The big story of yesterday's Group One Stewards Cup at Sha Tin lay not with the winner but with the late scratching of hot favourite Perfect Partner ($22), who did a lap of the track without the presence of Felix Coetzee before stewards ruled a line through his name.

In an era when Hong Kong racing has been struggling to maintain turnover, the scratching of a short-priced favourite for a feature race in the dying minutes of betting is a financial disaster.

In this case, the Jockey Club was forced to refund $43.4 million in bets.

Trainer Tony Cruz was clearly despondent that his Hong Kong Mile runner-up had played up and lost his chance at the race he'd been set for, but compensation was not far away as the stable's second elect, Bullish Luck, stormed home from last for an electrifying victory under the guidance of young Belgian ace Christophe Soumillon.

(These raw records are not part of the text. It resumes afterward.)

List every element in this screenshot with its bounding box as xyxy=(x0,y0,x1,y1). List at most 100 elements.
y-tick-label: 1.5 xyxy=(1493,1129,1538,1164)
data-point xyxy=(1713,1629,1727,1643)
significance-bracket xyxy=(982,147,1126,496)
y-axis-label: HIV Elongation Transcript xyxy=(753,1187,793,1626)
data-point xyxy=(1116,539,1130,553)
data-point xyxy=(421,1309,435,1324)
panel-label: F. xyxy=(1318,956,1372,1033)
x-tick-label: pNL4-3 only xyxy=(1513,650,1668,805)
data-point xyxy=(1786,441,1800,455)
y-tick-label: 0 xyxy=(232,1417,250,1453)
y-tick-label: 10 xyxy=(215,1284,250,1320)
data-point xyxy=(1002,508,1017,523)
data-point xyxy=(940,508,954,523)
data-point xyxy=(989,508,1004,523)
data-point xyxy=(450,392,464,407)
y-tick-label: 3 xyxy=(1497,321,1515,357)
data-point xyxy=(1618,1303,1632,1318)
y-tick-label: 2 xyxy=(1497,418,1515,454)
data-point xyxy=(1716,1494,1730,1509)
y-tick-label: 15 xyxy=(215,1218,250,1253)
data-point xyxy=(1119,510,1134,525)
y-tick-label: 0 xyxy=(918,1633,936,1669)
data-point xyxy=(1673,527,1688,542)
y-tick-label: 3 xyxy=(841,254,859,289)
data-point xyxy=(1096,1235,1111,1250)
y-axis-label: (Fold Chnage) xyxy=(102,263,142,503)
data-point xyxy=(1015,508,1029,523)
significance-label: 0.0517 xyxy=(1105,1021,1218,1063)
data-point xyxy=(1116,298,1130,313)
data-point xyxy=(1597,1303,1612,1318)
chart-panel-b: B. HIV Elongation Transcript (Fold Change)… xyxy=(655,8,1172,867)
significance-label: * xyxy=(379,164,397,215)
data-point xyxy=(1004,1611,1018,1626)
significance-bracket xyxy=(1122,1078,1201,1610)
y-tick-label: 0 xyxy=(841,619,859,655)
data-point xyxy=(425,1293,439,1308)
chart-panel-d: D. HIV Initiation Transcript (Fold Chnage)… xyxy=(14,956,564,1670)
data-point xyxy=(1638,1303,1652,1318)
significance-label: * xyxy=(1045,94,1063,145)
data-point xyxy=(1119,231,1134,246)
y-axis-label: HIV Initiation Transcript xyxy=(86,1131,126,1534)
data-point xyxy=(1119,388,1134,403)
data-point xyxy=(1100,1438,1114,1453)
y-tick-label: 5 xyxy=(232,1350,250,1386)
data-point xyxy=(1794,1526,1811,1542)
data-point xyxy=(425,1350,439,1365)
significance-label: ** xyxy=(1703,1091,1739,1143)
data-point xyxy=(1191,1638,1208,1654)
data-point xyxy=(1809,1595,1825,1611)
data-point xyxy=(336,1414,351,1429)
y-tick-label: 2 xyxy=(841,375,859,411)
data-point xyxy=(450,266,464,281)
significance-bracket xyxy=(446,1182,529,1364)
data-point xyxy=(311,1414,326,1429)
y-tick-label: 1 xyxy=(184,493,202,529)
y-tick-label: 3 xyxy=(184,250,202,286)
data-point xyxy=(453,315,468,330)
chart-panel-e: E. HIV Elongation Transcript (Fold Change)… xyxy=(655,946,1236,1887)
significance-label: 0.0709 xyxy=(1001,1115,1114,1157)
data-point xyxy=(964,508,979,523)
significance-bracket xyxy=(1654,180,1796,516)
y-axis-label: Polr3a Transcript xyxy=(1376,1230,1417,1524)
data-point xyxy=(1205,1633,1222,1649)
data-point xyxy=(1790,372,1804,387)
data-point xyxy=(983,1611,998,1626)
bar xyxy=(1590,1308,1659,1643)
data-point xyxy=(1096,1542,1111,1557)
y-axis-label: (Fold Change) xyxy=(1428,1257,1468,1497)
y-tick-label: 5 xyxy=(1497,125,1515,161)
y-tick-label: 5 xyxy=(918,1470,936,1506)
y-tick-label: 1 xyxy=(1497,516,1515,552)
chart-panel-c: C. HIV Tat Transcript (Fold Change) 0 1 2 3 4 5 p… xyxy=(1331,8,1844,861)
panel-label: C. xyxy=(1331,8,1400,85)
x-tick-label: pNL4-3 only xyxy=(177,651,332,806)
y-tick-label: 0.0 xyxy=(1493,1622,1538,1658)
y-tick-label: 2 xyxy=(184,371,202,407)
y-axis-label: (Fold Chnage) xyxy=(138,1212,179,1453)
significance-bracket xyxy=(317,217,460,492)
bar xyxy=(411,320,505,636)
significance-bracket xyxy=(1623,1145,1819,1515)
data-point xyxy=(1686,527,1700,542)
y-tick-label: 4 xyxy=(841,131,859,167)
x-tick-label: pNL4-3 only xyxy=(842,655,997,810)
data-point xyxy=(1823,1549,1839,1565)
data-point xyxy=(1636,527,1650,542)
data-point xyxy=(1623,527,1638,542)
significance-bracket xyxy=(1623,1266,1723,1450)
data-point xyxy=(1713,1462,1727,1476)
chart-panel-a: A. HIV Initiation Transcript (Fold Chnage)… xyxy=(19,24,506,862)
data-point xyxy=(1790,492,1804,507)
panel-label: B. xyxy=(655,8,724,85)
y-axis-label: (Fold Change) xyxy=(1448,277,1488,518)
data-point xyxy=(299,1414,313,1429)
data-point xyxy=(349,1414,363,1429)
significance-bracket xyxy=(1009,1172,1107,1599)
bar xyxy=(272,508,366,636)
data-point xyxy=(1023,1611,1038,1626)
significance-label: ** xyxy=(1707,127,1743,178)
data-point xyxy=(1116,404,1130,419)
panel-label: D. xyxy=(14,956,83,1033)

After prices were adjusted for the Perfect Partner scratching, Bullish Luck started at $68.50 and bolted away to defeat Ain't Here ($51) by 13/4 lengths, with the John Size-trained Palette Natural ($420) third.

Stewards later reported that it was the David Hayes-trained veteran Meridian Star's fractiousness in the adjoining stall that set Perfect Partner off. The Quest For Fame gelding had been a bit toey anyhow, but when rattled by Meridian Star's antics, he became too hot to handle and burst through the front of the stalls, dislodging Coetzee before careering off for a leisurely circuit of Sha Tin.

Perfect Partner did not exert himself unduly in his afternoon stroll and reached the winning post at the end of a soft canter looking relatively fresh and unruffled, causing some to question whether the club had been too hasty in ordering his withdrawal. However, Jockey Club executive director of racing, Winfried Engelbrecht-Bresges, said the decision to withdraw Perfect Partner was definitely the right one 'in the Hong Kong environment'.

'In Europe, it might have been seen differently but in the Hong Kong environment, where the betting is so huge, we know for a fact that our customers would not tolerate a horse running after an incident like that,' Engelbrecht-Bresges said.

'Winning would be the only satisfactory result. But if he had run, and lost, it would have been a public relations disaster.'

The refund stopped the Jockey Club almost matching last year's Stewards Cup day turnover of $968,334,502. After handing back the $43.4 million in Perfect Partner refunds, the club posted turnover for the 10-race programme as $903,253,689 - down 6.7 per cent.